With freight contracts mostly decided abroad, whether to call or not on the Batangas Port or Subic Port are decided based on economies of scale and not as a result of state policies, according to the Association of International Shipping Lines (AISL).
AISL president Patrick Ronas said since freight deals are decided abroad, it is only natural that economies of scale factor heavily in the decision-making of foreign principals, he said.
He added premiums or the extra costs on operating in the ports of Batangas and Subic would disappear once the flow of trade takes progress in those areas.
The ports in Cebu, Davao and Cagayan De Oro, he cited, were historically having a premium of $350 to $400 per cargo at the time that international feeders were nonexistnent in those ports, but eventually the cost was eliminated after these ports experienced growth in trade.

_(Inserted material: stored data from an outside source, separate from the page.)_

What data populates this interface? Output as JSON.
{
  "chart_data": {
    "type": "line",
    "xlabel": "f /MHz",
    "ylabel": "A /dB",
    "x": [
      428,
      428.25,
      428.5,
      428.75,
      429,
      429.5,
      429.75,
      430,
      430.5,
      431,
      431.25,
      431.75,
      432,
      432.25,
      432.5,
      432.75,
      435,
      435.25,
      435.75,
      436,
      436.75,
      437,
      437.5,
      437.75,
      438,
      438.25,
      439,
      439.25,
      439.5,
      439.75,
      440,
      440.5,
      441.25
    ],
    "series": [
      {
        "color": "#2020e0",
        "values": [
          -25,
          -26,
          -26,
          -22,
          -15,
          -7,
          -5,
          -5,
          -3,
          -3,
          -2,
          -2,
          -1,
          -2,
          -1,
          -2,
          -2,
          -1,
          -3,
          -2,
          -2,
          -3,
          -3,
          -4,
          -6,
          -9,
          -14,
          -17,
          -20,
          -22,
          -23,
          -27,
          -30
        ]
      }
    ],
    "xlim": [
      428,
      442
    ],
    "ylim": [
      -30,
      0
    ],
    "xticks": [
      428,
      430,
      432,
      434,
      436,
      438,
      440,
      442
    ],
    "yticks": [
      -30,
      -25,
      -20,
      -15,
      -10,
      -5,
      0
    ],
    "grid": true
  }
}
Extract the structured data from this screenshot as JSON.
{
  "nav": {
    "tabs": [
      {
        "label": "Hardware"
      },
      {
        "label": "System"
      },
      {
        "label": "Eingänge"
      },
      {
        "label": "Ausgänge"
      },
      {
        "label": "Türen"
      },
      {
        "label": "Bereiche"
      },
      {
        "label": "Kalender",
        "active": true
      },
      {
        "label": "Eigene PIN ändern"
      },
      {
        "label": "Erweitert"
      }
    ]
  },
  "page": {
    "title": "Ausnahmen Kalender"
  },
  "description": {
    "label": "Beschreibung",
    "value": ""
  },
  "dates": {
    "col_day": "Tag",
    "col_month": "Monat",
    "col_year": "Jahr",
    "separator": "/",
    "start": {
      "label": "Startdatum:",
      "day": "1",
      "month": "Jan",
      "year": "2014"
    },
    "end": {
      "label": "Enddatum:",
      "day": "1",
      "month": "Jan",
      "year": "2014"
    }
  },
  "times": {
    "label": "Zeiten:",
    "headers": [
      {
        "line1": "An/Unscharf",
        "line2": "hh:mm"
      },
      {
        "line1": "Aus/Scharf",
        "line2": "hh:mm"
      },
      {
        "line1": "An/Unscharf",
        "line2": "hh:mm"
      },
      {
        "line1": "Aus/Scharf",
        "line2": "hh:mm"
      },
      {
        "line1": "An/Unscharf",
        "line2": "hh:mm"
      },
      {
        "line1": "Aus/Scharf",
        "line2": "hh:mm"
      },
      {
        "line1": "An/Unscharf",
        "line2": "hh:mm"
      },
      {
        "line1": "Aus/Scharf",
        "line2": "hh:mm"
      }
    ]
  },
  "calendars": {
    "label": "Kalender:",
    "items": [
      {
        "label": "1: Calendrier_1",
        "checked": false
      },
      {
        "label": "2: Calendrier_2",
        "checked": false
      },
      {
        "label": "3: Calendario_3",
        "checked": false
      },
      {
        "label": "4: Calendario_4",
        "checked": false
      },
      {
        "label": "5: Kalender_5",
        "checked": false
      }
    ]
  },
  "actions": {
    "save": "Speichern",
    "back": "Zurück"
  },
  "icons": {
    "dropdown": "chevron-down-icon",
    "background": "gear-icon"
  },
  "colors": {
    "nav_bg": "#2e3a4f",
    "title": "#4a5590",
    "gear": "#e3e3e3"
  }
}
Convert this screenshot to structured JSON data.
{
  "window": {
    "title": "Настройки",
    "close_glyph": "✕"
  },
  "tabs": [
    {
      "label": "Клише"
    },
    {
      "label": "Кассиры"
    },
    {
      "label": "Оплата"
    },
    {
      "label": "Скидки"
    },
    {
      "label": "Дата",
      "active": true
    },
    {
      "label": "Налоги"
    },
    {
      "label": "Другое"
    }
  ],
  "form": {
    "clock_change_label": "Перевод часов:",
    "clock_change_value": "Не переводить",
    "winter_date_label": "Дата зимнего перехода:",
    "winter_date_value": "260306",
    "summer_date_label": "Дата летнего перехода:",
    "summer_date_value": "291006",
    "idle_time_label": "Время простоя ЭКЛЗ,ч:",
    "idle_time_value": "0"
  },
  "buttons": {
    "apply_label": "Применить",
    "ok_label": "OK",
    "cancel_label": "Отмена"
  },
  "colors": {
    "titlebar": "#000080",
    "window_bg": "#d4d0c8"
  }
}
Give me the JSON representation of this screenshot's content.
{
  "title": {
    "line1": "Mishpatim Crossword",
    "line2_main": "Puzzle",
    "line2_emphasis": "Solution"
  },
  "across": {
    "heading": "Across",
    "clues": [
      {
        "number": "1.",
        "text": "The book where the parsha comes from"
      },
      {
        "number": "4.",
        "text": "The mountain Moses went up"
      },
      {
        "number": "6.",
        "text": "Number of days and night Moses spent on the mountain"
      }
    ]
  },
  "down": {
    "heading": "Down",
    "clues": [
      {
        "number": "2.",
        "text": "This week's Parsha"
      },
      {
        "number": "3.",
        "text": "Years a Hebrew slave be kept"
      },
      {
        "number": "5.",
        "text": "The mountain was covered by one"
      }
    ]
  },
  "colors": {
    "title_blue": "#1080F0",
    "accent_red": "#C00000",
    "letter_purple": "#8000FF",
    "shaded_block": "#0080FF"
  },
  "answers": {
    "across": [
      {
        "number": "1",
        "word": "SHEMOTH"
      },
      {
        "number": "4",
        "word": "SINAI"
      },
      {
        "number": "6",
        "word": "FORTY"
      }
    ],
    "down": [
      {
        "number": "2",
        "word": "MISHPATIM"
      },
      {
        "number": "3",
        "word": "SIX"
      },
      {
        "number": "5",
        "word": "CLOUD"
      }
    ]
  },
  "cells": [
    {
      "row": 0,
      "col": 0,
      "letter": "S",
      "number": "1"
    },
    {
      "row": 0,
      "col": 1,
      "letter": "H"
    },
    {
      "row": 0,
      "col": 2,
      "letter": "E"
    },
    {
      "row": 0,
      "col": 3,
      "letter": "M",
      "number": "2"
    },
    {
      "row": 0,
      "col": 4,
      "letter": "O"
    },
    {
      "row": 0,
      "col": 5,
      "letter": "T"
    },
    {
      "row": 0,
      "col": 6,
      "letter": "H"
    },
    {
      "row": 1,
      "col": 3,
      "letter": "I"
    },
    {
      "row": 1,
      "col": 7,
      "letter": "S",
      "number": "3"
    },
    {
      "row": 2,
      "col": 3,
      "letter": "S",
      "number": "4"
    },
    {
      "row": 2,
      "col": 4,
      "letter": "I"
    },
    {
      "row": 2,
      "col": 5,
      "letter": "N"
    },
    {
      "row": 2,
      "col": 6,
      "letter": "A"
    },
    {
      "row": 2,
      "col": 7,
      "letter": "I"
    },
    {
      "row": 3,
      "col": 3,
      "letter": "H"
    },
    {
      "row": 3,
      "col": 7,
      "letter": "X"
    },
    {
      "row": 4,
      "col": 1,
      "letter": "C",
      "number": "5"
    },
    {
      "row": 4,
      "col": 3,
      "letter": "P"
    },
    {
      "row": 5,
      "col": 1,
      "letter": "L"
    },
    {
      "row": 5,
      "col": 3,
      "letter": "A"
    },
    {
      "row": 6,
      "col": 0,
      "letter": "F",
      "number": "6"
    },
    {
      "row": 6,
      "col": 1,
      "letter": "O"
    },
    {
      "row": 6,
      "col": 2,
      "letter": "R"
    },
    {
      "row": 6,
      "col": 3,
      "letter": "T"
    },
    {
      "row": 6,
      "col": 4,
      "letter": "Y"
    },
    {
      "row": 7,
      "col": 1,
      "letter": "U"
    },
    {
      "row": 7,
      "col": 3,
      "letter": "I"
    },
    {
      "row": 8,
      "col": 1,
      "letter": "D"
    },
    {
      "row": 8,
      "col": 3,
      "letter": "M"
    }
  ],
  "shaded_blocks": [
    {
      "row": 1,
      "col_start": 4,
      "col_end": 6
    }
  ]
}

Foreign shippers have also done their part to ease the current problem of truckers who are being charged with penalties for illegal parking when they could not comply with the truck ban during the hours to traverse Manila to their container yards.
Ronas said a lot of depots, contrary to the knowledge of many in the industry, were not owned by shippers but by contractors.
He added that shipping lines have to convince private contractors to operate their depots for 24 hours to accommodate truckers returning their containers.
He said there was a move by contractors to look for space in the North or South harbors as an alternative for locating the depots but the problem was distance.
Ronas suggested that the Philippines Ports Authority (PPA) identify areas near the ports to put up new depots to allow cost efficiency in transporting cargoes.
At the recent transport and logistics summit, included in the private sector’s recommendations is the setting up of alternative depots to address congestion of cargoes.
Exporting and importing firms as well as service providers of transport and logistics and allied services contributed to the drafting of the resolution which aims to attain a sustainable solution on removing barriers in cargo transport and customs procedures.
Among the proposed measures include the creation of alternative depots, maximization of Batangas and Subic ports, 24/7 operations by the customs agency, removal of the truck ban, connection of the North and Luzon expressways, and facilitation of road network constructions.
The resolution of the private sector would be eventually submitted to President Aquino.
Ronas said shipping lines were caught by surprise when the truck ban was imposed, resulting in additional costs.